Vitamin E analog, alpha-tocopherol ether-linked acetic acid analog, alone and in combination with celecoxib, reduces multiplicity of ultraviolet-induced skin cancers in mice

Abstract

The goals of this study were to determine whether alpha-tocopherol ether-linked acetic acid analog (alpha-TEA), a novel vitamin E analog, and celecoxib, alone or in combination, when administered as a late intervention can reduce the ultraviolet-induced nonmelanoma skin-tumor burden of established tumors, prevent additional tumors from developing, and prevent tumor recurrence once treatments are stopped. Hairless SKH-1 female mice were ultraviolet-irradiated for 24 weeks, divided into treatment groups so that each group had approximately 5.8 tumors/mouse, and then treated with 72 mug of liposome-formulated alpha-TEA by aerosol inhalation, 500 p.p.m. celecoxib in AIN-76 A diet, or a combination of alpha-TEA and celecoxib for 4 weeks.
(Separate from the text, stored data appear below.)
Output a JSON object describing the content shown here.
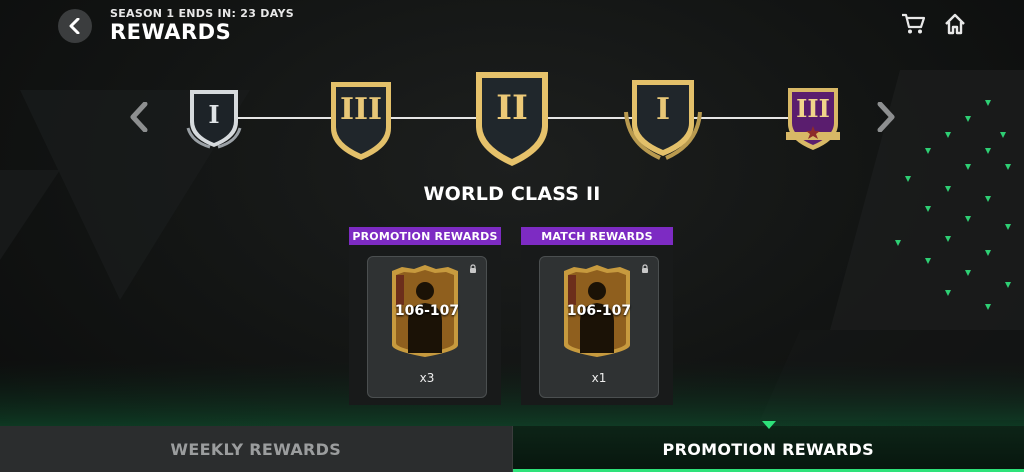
{
  "header": {
    "subtitle": "SEASON 1 ENDS IN: 23 DAYS",
    "title": "REWARDS",
    "back_icon": "chevron-left-icon"
  },
  "top_icons": [
    "cart-icon",
    "home-icon"
  ],
  "tiers": [
    {
      "numeral": "I",
      "style": "silver"
    },
    {
      "numeral": "III",
      "style": "gold"
    },
    {
      "numeral": "II",
      "style": "gold-selected"
    },
    {
      "numeral": "I",
      "style": "gold-laurel"
    },
    {
      "numeral": "III",
      "style": "purple-star"
    }
  ],
  "selected_tier_name": "WORLD CLASS II",
  "rewards": [
    {
      "header": "PROMOTION REWARDS",
      "rating": "106-107",
      "quantity": "x3",
      "locked": true
    },
    {
      "header": "MATCH REWARDS",
      "rating": "106-107",
      "quantity": "x1",
      "locked": true
    }
  ],
  "tabs": [
    {
      "label": "WEEKLY REWARDS",
      "active": false
    },
    {
      "label": "PROMOTION REWARDS",
      "active": true
    }
  ],
  "colors": {
    "accent_purple": "#7d2bc3",
    "accent_green": "#2ee27a",
    "gold": "#d9b45a",
    "silver": "#b8bdc2"
  }
}
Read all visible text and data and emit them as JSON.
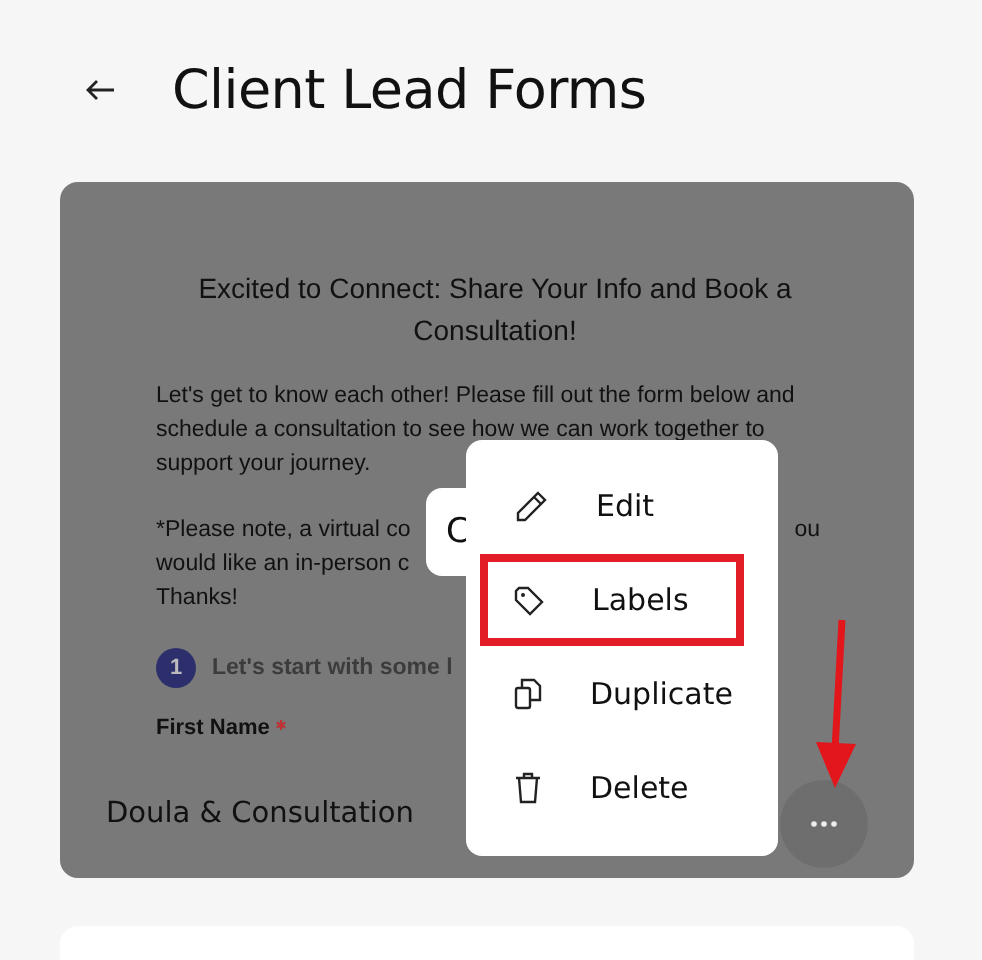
{
  "header": {
    "title": "Client Lead Forms"
  },
  "form_card": {
    "preview": {
      "heading": "Excited to Connect: Share Your Info and Book a Consultation!",
      "intro": "Let's get to know each other! Please fill out the form below and schedule a consultation to see how we can work together to support your journey.",
      "note_lines": [
        {
          "left": "*Please note, a virtual co",
          "right": "ou"
        },
        {
          "left": "would like an in-person c"
        },
        {
          "left": "Thanks!"
        }
      ],
      "step": {
        "number": "1",
        "label": "Let's start with some l"
      },
      "field": {
        "label": "First Name",
        "required": true
      }
    },
    "tooltip": "C",
    "name": "Doula & Consultation",
    "more_button": {
      "open": true
    }
  },
  "menu": {
    "items": [
      {
        "kind": "edit",
        "label": "Edit",
        "highlighted": false
      },
      {
        "kind": "labels",
        "label": "Labels",
        "highlighted": true
      },
      {
        "kind": "duplicate",
        "label": "Duplicate",
        "highlighted": false
      },
      {
        "kind": "delete",
        "label": "Delete",
        "highlighted": false
      }
    ]
  }
}
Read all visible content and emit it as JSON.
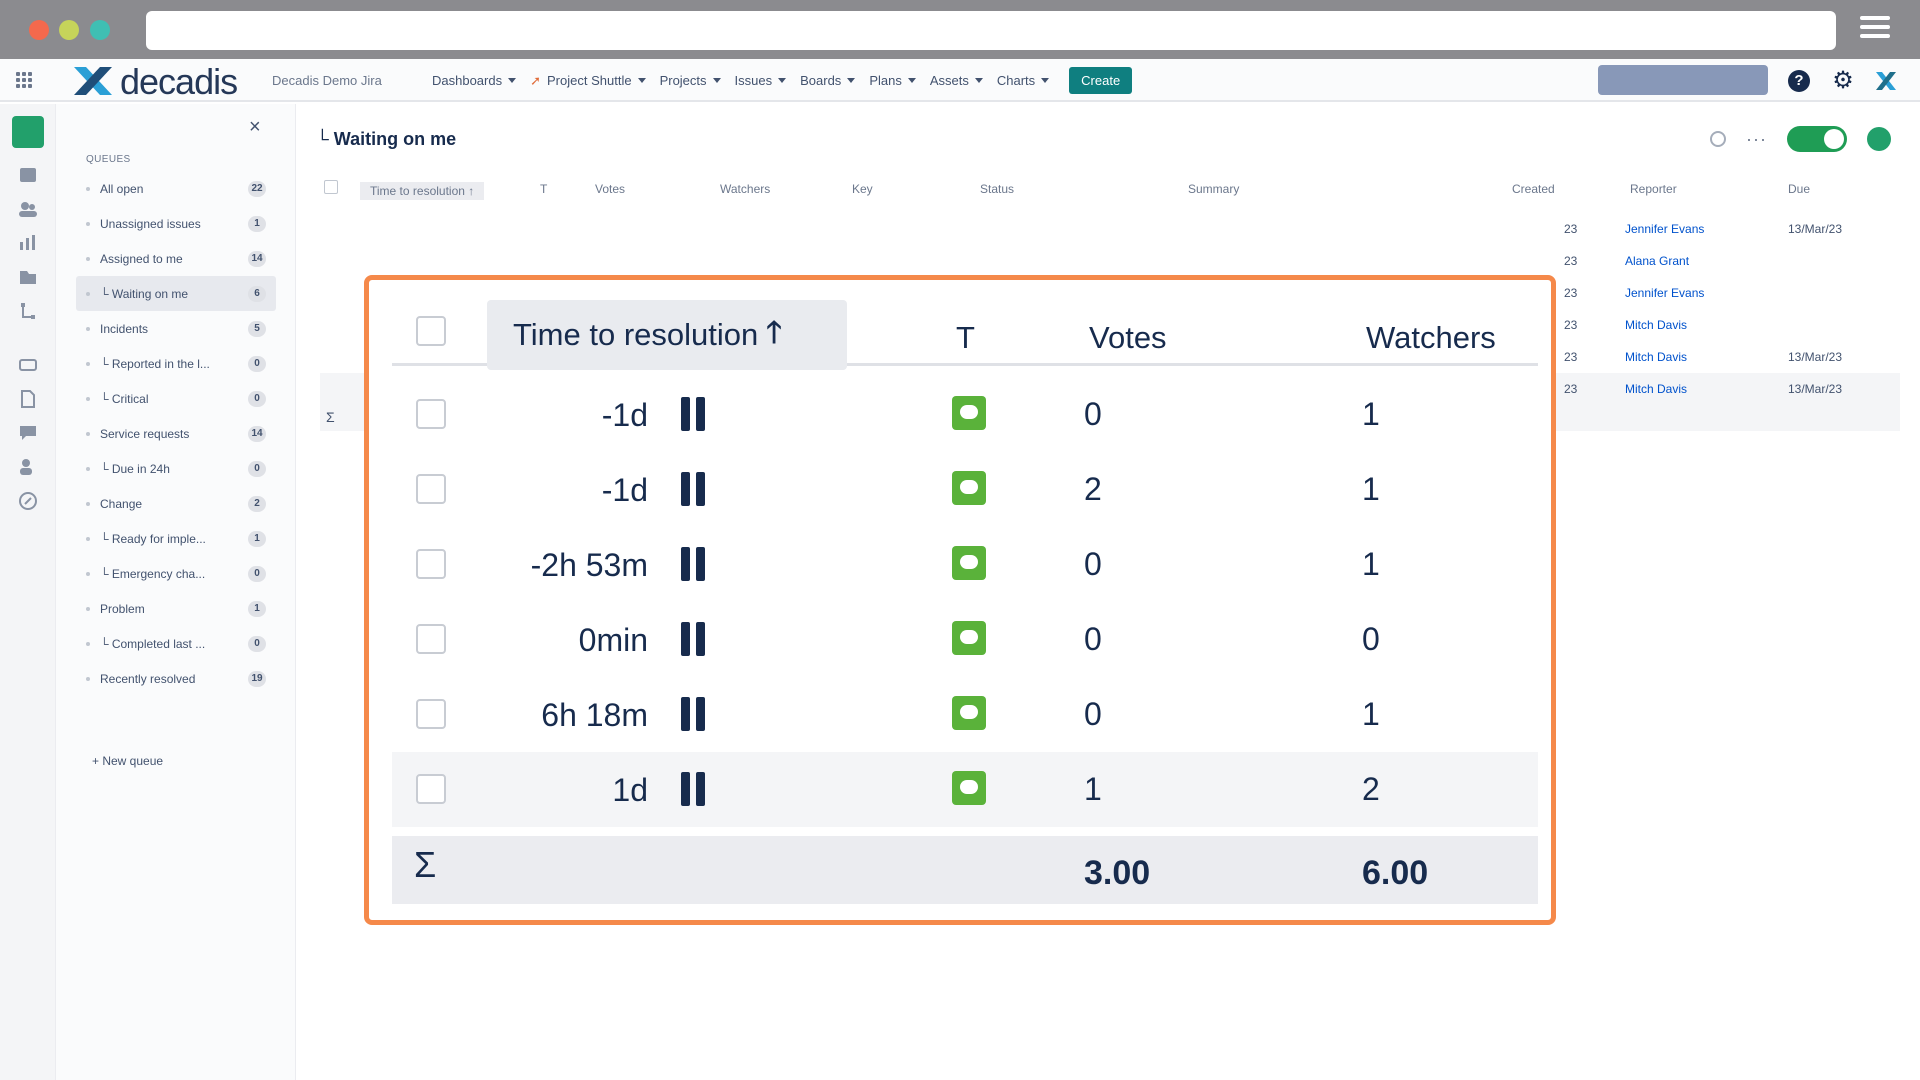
{
  "app": {
    "logo_text": "decadis",
    "site_name": "Decadis Demo Jira",
    "nav": [
      {
        "label": "Dashboards"
      },
      {
        "label": "Project Shuttle"
      },
      {
        "label": "Projects"
      },
      {
        "label": "Issues"
      },
      {
        "label": "Boards"
      },
      {
        "label": "Plans"
      },
      {
        "label": "Assets"
      },
      {
        "label": "Charts"
      }
    ],
    "create_label": "Create",
    "help_glyph": "?",
    "gear_glyph": "⚙"
  },
  "sidebar": {
    "close_glyph": "×",
    "heading": "QUEUES",
    "items": [
      {
        "label": "All open",
        "count": "22"
      },
      {
        "label": "Unassigned issues",
        "count": "1"
      },
      {
        "label": "Assigned to me",
        "count": "14"
      },
      {
        "label": "└ Waiting on me",
        "count": "6"
      },
      {
        "label": "Incidents",
        "count": "5"
      },
      {
        "label": "└ Reported in the l...",
        "count": "0"
      },
      {
        "label": "└ Critical",
        "count": "0"
      },
      {
        "label": "Service requests",
        "count": "14"
      },
      {
        "label": "└ Due in 24h",
        "count": "0"
      },
      {
        "label": "Change",
        "count": "2"
      },
      {
        "label": "└ Ready for imple...",
        "count": "1"
      },
      {
        "label": "└ Emergency cha...",
        "count": "0"
      },
      {
        "label": "Problem",
        "count": "1"
      },
      {
        "label": "└ Completed last ...",
        "count": "0"
      },
      {
        "label": "Recently resolved",
        "count": "19"
      }
    ],
    "new_queue": "+ New queue"
  },
  "main": {
    "title": "└ Waiting on me",
    "more_glyph": "···",
    "bg_columns": [
      "Time to resolution ↑",
      "T",
      "Votes",
      "Watchers",
      "Key",
      "Status",
      "Summary",
      "Created",
      "Reporter",
      "Due"
    ],
    "bg_rows": [
      {
        "created": "23",
        "reporter": "Jennifer Evans",
        "due": "13/Mar/23"
      },
      {
        "created": "23",
        "reporter": "Alana Grant",
        "due": ""
      },
      {
        "created": "23",
        "reporter": "Jennifer Evans",
        "due": ""
      },
      {
        "created": "23",
        "reporter": "Mitch Davis",
        "due": ""
      },
      {
        "created": "23",
        "reporter": "Mitch Davis",
        "due": "13/Mar/23"
      },
      {
        "created": "23",
        "reporter": "Mitch Davis",
        "due": "13/Mar/23"
      }
    ],
    "sigma": "Σ"
  },
  "callout": {
    "headers": {
      "time": "Time to resolution",
      "sort_arrow": "🡑",
      "type": "T",
      "votes": "Votes",
      "watchers": "Watchers"
    },
    "rows": [
      {
        "time": "-1d",
        "votes": "0",
        "watchers": "1"
      },
      {
        "time": "-1d",
        "votes": "2",
        "watchers": "1"
      },
      {
        "time": "-2h 53m",
        "votes": "0",
        "watchers": "1"
      },
      {
        "time": "0min",
        "votes": "0",
        "watchers": "0"
      },
      {
        "time": "6h 18m",
        "votes": "0",
        "watchers": "1"
      },
      {
        "time": "1d",
        "votes": "1",
        "watchers": "2"
      }
    ],
    "sum": {
      "sigma": "Σ",
      "votes": "3.00",
      "watchers": "6.00"
    },
    "accent_color": "#f5894a",
    "type_icon_color": "#5ab23a"
  }
}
At the end of 4 weeks of treatment, each treatment group was subdivided, with one subgroup continuing to receive treatment and with treatment being stopped in the other. Skin-tumor development was monitored visually throughout the study and by histologic evaluation at the end. After 4 weeks of treatment, all treatments showed statistically significant reductions in tumor number when compared with controls. After termination of treatment, only alpha-TEA prevented a significant increase in tumor recurrence; however, continuous combination treatment resulted in the lowest total number of tumors. In conclusion alpha-TEA is an effective late-stage chemopreventive agent for nonmelanoma skin cancer that exhibits lasting benefits.